The Conservative Party leadership, which has been pushing for the government to offset the current budget surplus with tax cuts, is outnumbered two-to-one among its own voters.

Thailand Investing $6 Billion for Cluster of Nuclear Power Plants

June 13 (EIRNS)—Like many other nations, Thailand has decided to go for nuclear power. The governor of the Electricity Generating Authority of Thailand (EGAT), Kraisi Kanasuta, told Agence France Press that Thailand plans to build nuclear plants to produce 4,000 mw of electricity, as part of the nation's long-term plan to cope with a looming power shortage.
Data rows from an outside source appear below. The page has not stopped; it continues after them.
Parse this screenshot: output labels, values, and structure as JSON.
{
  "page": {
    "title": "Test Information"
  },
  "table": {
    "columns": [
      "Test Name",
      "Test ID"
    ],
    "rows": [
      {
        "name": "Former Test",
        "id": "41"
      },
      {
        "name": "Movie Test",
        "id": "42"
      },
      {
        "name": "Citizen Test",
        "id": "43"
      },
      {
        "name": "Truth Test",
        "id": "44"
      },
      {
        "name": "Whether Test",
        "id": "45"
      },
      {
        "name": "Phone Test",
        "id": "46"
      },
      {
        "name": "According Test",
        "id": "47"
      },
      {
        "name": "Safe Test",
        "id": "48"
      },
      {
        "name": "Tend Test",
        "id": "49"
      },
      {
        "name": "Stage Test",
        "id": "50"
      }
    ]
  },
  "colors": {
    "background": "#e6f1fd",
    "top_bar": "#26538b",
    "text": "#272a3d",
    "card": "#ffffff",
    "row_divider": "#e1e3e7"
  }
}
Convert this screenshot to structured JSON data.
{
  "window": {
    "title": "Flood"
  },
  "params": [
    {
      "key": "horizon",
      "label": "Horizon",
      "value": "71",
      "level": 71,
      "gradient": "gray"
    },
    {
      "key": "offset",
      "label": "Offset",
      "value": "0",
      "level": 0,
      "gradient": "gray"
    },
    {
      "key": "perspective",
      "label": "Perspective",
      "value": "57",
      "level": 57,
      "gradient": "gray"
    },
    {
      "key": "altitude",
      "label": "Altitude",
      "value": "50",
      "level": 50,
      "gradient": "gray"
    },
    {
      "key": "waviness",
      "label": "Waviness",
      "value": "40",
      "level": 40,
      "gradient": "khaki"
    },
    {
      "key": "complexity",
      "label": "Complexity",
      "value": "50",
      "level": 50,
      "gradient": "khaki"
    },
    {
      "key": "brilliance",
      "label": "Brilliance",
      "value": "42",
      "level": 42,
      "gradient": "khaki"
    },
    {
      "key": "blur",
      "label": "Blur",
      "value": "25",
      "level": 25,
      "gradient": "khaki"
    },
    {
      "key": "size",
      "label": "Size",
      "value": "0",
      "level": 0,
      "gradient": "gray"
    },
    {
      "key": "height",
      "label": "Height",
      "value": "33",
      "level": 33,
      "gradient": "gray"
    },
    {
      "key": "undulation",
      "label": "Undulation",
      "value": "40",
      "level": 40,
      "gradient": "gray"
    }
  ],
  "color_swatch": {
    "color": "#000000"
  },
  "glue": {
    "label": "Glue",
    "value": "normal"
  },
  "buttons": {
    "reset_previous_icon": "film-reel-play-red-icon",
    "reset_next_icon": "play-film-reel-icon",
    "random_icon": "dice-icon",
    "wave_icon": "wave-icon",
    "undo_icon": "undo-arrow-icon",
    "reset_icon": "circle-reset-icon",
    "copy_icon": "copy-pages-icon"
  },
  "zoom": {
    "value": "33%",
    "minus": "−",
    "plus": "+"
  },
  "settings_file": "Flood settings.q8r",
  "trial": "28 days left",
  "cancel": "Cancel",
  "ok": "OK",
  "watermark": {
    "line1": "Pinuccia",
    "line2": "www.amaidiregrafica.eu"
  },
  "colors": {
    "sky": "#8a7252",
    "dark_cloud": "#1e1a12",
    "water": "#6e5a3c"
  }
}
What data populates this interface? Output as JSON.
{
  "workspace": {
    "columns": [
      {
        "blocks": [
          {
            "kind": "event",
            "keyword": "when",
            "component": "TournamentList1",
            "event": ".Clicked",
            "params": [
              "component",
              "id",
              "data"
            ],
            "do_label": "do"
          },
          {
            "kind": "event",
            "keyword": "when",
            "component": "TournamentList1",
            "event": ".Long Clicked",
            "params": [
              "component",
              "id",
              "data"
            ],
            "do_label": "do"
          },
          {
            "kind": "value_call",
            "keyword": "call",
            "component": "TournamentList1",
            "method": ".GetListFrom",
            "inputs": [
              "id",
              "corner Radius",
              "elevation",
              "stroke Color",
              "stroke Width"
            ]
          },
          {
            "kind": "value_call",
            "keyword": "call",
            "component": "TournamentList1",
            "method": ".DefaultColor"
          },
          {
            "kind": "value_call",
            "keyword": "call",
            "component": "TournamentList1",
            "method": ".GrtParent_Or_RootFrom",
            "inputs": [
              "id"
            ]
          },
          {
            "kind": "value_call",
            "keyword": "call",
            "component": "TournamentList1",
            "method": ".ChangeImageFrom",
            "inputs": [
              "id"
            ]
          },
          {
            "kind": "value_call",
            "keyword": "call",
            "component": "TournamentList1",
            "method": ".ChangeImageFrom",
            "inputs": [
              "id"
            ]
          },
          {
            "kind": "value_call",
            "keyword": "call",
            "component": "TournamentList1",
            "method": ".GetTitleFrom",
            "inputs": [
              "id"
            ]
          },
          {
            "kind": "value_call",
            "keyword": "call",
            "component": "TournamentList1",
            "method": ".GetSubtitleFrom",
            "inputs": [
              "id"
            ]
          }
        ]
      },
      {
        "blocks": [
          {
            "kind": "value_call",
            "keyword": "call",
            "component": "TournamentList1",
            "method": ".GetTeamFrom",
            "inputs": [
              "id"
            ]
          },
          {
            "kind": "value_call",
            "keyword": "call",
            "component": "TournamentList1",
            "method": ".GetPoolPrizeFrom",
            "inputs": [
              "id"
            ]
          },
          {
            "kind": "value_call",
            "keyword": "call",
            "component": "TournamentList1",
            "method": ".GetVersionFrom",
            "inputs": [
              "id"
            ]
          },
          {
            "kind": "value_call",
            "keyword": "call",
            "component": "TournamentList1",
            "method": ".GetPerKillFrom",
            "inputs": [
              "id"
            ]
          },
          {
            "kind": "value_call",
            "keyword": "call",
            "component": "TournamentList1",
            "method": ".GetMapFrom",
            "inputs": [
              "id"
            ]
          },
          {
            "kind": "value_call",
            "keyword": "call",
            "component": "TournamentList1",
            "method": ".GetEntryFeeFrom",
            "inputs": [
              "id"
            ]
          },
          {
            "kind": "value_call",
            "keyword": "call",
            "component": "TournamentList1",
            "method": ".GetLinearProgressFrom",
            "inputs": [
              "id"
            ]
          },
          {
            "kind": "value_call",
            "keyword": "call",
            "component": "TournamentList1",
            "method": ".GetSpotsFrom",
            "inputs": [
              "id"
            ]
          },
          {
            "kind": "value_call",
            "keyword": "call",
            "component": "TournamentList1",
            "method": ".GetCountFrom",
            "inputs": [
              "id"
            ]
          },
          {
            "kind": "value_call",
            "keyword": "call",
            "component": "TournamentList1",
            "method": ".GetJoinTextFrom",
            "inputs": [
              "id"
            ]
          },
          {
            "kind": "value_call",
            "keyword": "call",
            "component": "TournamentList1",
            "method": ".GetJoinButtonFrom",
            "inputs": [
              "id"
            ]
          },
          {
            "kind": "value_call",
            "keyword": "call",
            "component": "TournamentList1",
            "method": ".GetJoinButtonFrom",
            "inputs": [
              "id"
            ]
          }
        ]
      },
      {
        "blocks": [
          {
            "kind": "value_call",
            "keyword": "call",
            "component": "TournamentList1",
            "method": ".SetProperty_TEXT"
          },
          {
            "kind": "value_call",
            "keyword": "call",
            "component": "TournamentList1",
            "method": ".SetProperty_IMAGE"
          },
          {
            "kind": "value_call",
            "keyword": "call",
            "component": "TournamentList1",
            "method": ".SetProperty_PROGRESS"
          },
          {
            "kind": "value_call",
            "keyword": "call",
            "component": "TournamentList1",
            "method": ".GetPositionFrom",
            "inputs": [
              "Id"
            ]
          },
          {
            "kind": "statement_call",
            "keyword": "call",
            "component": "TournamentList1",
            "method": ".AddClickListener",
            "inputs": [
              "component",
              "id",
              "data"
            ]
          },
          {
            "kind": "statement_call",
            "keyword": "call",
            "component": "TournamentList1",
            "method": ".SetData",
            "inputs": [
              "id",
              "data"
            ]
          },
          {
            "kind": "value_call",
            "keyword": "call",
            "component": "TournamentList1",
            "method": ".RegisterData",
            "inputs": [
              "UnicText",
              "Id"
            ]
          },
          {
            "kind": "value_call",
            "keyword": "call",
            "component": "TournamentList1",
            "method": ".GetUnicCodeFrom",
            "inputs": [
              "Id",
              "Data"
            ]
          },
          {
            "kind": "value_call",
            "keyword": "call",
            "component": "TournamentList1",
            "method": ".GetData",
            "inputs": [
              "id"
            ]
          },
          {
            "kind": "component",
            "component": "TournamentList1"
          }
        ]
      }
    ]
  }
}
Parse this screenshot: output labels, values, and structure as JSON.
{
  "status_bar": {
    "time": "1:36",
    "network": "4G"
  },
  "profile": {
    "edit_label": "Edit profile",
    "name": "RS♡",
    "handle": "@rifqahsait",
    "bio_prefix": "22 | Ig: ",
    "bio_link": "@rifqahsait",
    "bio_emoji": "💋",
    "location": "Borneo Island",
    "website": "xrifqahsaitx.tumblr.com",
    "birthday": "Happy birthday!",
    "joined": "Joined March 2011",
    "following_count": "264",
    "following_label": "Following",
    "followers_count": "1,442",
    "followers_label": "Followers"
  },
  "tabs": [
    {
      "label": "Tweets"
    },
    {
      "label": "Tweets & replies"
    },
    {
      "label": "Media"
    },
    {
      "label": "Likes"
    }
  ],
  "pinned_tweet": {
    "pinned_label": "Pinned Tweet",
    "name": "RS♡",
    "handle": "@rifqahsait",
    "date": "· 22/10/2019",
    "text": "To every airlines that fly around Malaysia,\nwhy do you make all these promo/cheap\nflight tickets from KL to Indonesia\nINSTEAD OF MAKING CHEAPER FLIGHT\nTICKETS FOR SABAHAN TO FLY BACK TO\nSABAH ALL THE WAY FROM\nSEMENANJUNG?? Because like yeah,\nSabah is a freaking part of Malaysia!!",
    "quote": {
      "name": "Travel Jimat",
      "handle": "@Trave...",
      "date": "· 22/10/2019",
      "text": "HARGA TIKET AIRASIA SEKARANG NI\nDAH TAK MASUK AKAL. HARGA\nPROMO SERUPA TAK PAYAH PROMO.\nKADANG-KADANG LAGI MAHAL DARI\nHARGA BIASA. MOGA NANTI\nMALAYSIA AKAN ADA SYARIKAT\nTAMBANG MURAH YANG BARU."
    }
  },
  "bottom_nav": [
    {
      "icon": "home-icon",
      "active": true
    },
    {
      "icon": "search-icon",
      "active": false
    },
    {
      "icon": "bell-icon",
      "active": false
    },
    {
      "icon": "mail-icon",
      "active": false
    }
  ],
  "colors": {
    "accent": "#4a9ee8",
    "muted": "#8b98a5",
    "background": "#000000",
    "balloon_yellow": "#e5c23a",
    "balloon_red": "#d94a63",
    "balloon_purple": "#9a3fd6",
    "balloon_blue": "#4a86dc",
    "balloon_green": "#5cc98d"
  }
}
The first of these nuclear power plants is expected to start operations in 2020. "Building a nuclear power plant is unavoidable for Thailand, given the current pace of rising electricity demand," said Kanasuta.

Thailand currently relies on natural gas for 70% of its electricity, with the rest coming from oil, coal, and hydropower. One-third of the natural gas consumed in Thailand is imported, mainly from neighboring Myanmar. Thailand spent 912 billion baht ($26 billion) on energy imports last year, up 16%, according to the Energy Ministry.

To finance the investment, EGAT, a state enterprise under the Energy Ministry, said it will consider issuing bonds and seek offshore loans. It will also recruit Thai engineers to study nuclear technology in the United States, Europe, and Japan. Japan's Toshiba, Westinghouse of the United States, now owned by the Japanese company, and the French firm Areva, are offering to build the power plant.

Indian Pharma Blows Off Gore, Forges Ahead with Generics

June 15 (EIRNS)—India's pharmaceutical and biotechnology sectors are poised to take advantage of market conditions with breakthroughs in lower-cost generic pharmaceuticals, industry researchers and consultants said in a report by Industrial Info Resources of Texas. The gain of generic drugs is a challenge to Al Gore, who, as Vice President of the United States in 1998, fought hard to deny poor African countries the right to purchase low-cost generic drugs for the treatment of HIV and AIDS. As the American head of the U.S.-South Africa Bi-National Commission, Gore used every threat possible under his doctrine of globalism, to force South Africa to abandon its plans for purchasing generic drugs for the treatment and prevention of AIDS.

Sarah Frew, the author of a study from the McLaughlin-Rotman Center for Global Health in Toronto, says that the 21 Indian biotechnology companies were ideally suited to make generic versions of brand products from "big pharma." The study noted that in 1997, the launch of the hepatitis B vaccine Shanvac-B from Varaprasad Reddy-Shantha Biotechnics of India had led to a dramatic lowering of vaccine prices to about $0.50 per dose, from $15 for a comparable imported product. The Hyderabad company's vaccine now makes up almost 40% of hepatitis B vaccines for the UN Children's Fund (UNICEF) distributed throughout the developing world.